CCHHS contends that there are "no statutory provisions elevating [it] to the level of an independent governmental entity for the purpose of a lawsuit." (Defs.' Mem. Supp. Mot. Dismiss, Dkt. # 35, at 4.) Plaintiff points to the Cook County Municipal Code ("Code"), § 38-70, et seq ., in support of his position that CCHHS is an independent suable entity. The parties, however, engage in only a superficial discussion of whether CCHHS is an entity separate from Cook County such that it is capable of being sued. Given the factual issues involved, the Court is unwilling to make a determination on the issue at this time.

The defendants next assert that the conspiracy claim under 42 U.S.C. § 1985 based on the alleged deprivation of Plaintiff's First Amendment rights by conspiring to terminate him for reporting patient safety issues within CCHHS fails to state a claim. A § 1985 conspiracy claim may be brought when "two or more persons... conspire... for the purpose of depriving, either directly or indirectly, any person or class of persons of the equal protection of the laws." 42 U.S.C. § 1985(3). To state a claim under § 1985(3), the plaintiff must allege (1) the existence of a conspiracy (2) to deprive a person or class of equal protection of the laws, (3) that an act in furtherance of that conspiracy occurred and (4) injury resulted from the conspiracy. Brokaw v. Mercer Cnty ., 235 F.3d 1000, 1024 (7th Cir. 2000). This claim requires discrimination based on race, sex, religion, ethnicity, or political loyalty. Id . Plaintiff, however, makes no such allegations; therefore, the motions to dismiss this claim are granted.

B. Count II: Retaliatory Discharge against CCHHS, Chukwuemeka Ezike, M.D., Claudia Fegan, M.D. Emil Makar, M.D. Dana Quartana and Enrique Martinez, M.D.

Under Illinois law, "the only proper defendant in a retaliatory discharge action is the plaintiff's former employer." Buckner v.
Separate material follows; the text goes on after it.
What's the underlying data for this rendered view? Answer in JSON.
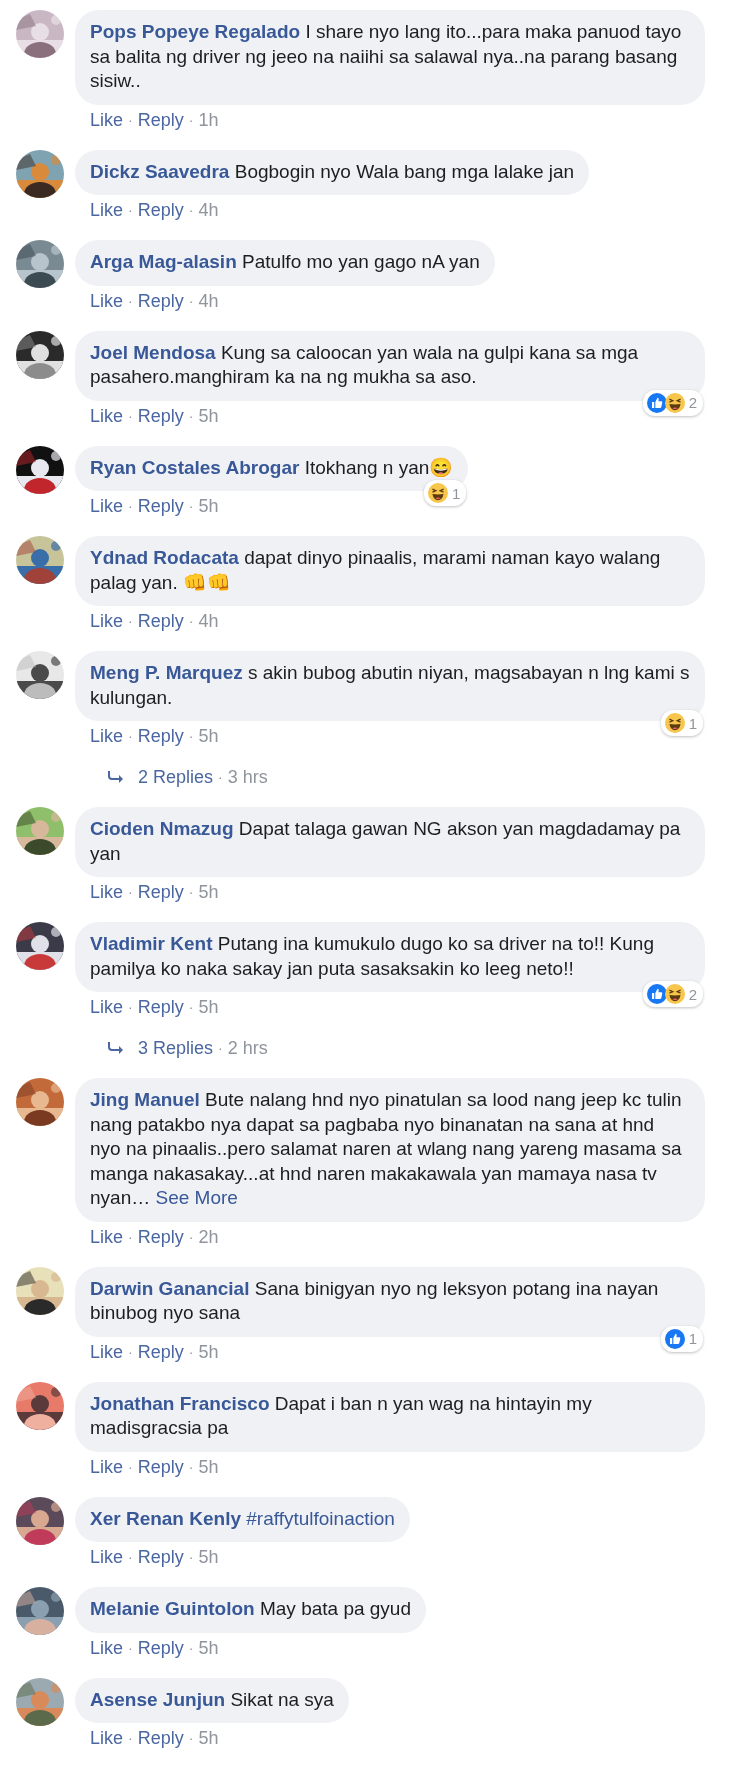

Atl. Plant Maint ., 694 N.E.2d 565, 569-70 (Ill. 1998). "[A] plaintiff cannot bring an action for retaliatory discharge against the employee who carried out the discharge of the plaintiff on the employer's behalf." Drager v. Vill. of Bellwood , 969 F.Supp.2d 971, 982 (N.D. Ill. 2013). Plaintiff alleges that he was employed by CCHHS. (SAC, ¶ 10.) Therefore, the individual defendants are dismissed from this Count.

C. Count III: Breach of Contract against CCHHS, Chukwuemeka Ezike, M.D., Claudia Fegan, M.D. Emil Makar, M.D. Dana Quartana and Enrique Martinez, M.D.

Plaintiff alleges that Dr. Fagen, officer and director of CCHHS, informed him that they would not honor a contractual provision allowing him 30 days additional leave after his FMLA leave. (SAC, Dkt. # 30, ¶ 61.) He further alleges that he was terminated from his employment on a single day's notice "in breach of the employment agreement" and that Plaintiff's agreement with the union allowed six months of unpaid leave. ( Id . ¶¶ 62-63.) Given the lack of discussion of any other contract, the Court construes Plaintiff's references to an "employment contract" as referring to the relevant CBA between the Union and County of Cook Ambulatory Community Health Network, which Plaintiff attaches to his SAC.

"Pursuant to the Illinois Public Labor Relations Act, 5 ILCS 315/5(a), the Illinois State Labor Relations Board (ISLRB') has exclusive jurisdiction over th[e] breach of [the collective bargaining agreement] claim." Utomi v. Cook Cnty ., 98 C 3722, 1999 WL 787480, at *5 (N.D. Ill. Sept. 24, 1999) ("Since plaintiffs' breach of contract claim against Cook County cannot be addressed without interpreting the collective bargaining agreements, their claim belongs before the ISLRB."). See also Cessna v. City of Danville, 693 N.E.2d 1264, 1270 (Ill.App.Ct. 1998) ("Plaintiff alleges in count I that the City wrongfully discharged her and arbitrarily applied to her certain rules and regulations promulgated pursuant to the Agreement. These allegations cannot be addressed by the circuit court without interpreting the Agreement.... These are matters that fall within the expertise of the [ISLRB].").[2] Accordingly, this claim is dismissed.

For the reasons stated above, Cook County, Cook County Health and Hospitals System, Chukwuemeka Ezike, M.D., Claudia Fegan, M.D., Emil Makar, M.D., and Enrique Martinez, M.D.'s motion to dismiss [35] is granted in part and denied in part and Dana Quartana and the Union Doctors' Council SEIU's motion to dismiss [33] is granted.